Early in Earth's history, according to Delaney, volcanic eruptions occurred on the ocean floor as the planet's core separated from its crust. These eruptions could have allowed the mixing of hydrogen and minerals like iron and sulfur, upon which microbes could thrive.

"That may be one of the paths the origins of life takes," Delaney said. If that's the case, he added, then studying hydrothermal vents is a step in the process of understanding how the dynamics of such a system might work.
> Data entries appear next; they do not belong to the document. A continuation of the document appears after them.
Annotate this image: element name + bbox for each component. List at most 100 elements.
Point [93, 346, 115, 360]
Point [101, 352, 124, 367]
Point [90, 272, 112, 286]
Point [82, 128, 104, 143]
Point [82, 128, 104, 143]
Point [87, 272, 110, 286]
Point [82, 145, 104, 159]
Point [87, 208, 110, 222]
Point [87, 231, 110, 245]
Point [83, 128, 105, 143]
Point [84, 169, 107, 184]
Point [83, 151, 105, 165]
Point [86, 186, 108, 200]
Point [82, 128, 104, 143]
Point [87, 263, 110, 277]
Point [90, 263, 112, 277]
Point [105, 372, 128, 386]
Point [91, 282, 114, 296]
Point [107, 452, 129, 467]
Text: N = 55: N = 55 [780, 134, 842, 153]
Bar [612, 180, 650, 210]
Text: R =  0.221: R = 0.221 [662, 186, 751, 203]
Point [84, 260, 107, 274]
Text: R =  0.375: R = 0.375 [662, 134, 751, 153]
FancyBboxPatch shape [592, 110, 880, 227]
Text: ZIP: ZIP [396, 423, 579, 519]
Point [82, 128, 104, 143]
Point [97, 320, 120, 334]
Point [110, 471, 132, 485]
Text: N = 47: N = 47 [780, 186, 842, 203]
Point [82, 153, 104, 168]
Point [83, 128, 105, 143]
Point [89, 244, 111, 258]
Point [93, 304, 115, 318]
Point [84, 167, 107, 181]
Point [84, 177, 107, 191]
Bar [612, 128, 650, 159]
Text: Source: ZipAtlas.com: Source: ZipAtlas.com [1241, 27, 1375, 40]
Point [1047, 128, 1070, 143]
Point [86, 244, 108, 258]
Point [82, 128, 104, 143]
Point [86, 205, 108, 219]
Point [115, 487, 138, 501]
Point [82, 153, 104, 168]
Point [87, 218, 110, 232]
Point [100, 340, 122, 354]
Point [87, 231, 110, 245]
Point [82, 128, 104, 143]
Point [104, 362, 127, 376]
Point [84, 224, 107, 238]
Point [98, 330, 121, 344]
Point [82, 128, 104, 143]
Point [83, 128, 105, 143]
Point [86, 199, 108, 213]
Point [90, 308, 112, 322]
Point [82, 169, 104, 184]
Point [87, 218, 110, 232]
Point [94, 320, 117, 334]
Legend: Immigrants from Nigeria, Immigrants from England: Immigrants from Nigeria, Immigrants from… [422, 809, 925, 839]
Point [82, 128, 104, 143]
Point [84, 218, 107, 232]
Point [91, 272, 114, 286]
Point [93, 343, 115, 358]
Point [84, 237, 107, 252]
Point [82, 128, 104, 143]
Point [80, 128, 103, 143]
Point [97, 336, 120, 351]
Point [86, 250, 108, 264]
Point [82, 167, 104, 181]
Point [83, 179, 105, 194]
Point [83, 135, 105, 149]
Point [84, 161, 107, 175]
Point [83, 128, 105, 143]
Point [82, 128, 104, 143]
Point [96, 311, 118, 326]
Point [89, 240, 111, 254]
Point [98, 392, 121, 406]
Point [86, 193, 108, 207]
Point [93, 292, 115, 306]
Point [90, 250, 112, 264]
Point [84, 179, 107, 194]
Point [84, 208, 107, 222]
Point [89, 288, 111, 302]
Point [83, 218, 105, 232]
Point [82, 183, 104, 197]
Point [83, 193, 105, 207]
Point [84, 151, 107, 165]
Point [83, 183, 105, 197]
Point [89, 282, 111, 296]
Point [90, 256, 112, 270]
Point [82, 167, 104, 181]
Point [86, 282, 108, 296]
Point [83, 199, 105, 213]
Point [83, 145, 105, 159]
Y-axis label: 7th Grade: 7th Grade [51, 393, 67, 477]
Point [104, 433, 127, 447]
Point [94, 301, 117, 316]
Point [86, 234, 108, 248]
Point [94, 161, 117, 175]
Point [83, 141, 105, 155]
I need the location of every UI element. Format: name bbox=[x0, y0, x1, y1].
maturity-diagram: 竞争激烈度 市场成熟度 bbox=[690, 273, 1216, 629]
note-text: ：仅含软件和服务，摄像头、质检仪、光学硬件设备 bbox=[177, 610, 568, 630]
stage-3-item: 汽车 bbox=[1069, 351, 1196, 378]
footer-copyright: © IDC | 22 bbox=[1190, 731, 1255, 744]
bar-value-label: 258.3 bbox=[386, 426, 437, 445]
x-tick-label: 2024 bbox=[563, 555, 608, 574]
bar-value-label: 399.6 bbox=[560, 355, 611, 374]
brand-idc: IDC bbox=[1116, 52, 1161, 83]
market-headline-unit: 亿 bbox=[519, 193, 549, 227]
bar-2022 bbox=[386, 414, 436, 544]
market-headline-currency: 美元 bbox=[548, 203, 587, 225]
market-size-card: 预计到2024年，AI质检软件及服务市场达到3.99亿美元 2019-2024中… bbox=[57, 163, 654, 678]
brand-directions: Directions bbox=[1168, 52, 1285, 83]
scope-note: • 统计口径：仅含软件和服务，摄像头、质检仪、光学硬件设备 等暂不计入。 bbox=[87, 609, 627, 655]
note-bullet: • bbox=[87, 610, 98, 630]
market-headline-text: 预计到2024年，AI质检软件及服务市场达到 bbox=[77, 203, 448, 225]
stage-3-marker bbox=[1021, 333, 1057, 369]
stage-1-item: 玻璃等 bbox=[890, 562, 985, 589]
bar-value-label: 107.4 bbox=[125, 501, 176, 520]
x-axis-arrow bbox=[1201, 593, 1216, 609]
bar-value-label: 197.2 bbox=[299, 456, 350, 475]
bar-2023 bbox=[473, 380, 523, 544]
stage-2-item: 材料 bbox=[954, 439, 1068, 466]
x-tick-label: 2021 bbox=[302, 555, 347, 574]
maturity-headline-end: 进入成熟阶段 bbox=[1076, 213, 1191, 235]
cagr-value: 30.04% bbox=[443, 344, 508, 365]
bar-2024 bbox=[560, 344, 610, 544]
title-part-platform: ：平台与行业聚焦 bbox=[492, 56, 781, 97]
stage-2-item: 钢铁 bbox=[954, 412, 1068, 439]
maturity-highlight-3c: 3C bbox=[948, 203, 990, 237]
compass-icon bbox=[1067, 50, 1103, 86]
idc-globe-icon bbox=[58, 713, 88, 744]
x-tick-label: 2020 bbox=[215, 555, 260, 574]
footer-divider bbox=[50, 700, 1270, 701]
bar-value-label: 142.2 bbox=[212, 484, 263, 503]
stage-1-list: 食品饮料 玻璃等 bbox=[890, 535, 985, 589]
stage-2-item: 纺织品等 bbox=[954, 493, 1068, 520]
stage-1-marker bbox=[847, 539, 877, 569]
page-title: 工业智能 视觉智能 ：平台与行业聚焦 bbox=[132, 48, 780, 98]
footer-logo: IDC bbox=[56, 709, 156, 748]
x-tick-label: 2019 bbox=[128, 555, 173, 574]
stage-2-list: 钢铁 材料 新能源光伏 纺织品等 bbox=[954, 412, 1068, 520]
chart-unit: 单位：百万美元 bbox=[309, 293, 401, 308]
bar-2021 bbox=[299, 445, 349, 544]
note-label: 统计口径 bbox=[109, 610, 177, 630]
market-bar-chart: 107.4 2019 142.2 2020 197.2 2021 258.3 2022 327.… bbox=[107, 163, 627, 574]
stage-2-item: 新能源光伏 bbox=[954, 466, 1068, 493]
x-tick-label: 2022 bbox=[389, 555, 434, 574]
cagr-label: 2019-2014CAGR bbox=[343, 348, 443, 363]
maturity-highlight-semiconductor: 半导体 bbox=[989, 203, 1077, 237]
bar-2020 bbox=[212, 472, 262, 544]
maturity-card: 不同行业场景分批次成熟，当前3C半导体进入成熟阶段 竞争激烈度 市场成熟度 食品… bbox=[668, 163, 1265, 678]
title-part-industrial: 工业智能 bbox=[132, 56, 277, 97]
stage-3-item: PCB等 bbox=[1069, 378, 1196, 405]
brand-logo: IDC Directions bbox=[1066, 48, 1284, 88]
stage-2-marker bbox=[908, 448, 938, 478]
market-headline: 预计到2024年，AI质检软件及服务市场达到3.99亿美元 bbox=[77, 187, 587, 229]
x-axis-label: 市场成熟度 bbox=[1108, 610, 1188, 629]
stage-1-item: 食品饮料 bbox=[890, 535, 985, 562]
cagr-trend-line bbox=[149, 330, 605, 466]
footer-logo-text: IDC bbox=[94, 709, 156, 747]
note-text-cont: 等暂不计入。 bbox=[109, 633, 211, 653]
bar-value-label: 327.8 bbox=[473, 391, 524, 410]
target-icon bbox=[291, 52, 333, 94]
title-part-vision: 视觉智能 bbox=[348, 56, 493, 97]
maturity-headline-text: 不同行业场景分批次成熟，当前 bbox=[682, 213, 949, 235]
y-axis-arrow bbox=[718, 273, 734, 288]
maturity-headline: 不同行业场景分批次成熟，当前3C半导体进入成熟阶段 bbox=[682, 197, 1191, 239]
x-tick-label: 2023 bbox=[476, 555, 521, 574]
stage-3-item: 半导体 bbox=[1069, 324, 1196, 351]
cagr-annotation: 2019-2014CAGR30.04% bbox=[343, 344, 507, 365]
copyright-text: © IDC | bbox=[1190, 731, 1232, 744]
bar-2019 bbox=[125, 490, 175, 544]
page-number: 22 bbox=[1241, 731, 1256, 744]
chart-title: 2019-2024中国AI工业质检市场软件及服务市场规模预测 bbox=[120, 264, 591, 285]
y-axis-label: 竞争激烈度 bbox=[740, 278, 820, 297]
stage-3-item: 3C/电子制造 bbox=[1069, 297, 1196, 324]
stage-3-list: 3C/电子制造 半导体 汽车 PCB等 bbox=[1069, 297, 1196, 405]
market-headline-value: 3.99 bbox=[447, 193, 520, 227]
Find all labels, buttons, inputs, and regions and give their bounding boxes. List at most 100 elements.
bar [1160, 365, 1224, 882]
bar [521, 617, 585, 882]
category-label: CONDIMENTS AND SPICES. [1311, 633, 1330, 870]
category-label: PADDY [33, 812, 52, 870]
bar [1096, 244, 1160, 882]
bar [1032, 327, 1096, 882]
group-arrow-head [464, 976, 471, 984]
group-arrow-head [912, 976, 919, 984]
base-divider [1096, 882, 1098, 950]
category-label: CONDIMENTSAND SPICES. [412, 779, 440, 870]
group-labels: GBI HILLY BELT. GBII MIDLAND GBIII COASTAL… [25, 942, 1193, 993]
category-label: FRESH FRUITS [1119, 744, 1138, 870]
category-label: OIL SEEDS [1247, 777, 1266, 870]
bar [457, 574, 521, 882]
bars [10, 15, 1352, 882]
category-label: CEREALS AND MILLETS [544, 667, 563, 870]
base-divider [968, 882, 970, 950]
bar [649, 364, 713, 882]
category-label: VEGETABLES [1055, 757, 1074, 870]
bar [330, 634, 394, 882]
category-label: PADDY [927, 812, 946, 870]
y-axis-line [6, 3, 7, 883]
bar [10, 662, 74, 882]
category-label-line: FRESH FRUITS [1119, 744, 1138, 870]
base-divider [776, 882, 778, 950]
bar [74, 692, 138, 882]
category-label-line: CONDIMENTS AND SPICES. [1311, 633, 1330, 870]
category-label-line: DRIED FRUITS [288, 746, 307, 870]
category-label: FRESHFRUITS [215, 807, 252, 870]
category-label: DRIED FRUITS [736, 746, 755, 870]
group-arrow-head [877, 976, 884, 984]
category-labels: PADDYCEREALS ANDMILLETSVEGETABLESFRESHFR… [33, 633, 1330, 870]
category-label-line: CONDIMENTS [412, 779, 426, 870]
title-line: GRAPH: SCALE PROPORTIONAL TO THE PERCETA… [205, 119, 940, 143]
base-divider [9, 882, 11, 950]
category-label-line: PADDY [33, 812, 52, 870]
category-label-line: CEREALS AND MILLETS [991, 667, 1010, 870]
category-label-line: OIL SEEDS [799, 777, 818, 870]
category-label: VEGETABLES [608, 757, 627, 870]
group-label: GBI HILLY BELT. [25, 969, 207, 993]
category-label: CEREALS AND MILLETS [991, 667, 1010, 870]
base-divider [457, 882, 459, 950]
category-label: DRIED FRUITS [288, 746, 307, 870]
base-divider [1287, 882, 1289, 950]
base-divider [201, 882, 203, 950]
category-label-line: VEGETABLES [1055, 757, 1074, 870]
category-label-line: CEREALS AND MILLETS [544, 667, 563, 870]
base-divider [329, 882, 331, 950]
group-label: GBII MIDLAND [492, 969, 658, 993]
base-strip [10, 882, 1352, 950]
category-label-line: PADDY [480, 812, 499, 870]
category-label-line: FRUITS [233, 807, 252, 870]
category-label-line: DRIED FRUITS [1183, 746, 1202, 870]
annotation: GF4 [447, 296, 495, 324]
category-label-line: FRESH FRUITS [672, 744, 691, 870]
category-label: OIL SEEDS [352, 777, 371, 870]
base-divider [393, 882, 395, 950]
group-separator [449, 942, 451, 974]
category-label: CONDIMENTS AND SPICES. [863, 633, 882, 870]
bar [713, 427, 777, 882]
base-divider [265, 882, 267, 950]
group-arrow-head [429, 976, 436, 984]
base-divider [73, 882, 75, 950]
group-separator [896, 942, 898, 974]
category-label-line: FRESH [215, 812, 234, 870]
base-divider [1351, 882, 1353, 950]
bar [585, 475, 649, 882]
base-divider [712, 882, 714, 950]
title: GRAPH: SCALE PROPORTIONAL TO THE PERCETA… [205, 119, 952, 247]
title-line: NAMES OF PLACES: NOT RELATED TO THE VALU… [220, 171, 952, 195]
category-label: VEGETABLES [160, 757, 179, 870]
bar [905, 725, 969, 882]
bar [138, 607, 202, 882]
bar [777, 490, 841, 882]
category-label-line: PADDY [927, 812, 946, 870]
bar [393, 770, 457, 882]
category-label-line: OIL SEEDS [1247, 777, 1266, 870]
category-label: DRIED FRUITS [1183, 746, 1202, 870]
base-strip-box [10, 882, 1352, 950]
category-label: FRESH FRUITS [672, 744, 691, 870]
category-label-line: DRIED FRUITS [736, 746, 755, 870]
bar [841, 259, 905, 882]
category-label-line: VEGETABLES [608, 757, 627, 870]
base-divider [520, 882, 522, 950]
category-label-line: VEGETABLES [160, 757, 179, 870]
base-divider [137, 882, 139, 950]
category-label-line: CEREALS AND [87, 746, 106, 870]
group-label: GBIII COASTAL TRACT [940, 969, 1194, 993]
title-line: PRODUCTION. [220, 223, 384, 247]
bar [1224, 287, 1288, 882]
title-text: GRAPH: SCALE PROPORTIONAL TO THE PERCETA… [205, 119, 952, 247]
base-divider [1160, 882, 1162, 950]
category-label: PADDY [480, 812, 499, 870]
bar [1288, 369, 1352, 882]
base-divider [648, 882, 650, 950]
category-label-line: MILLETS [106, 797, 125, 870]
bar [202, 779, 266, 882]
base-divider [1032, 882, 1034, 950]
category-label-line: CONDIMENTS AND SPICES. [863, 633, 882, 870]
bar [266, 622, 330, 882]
And understanding how such a system works on Earth may help in the search for life on other planets.

Farmer, the Arizona State University astrobiologist, said, "At the bottom line, hydrothermal systems were widespread in the early solar system and are thought to still be present in the subsurface of many other solar system objects, like Mars, Europa, and even the interiors of large asteroids."

So perhaps the question for scientists isn't is there life on other planets, but is there life inside them.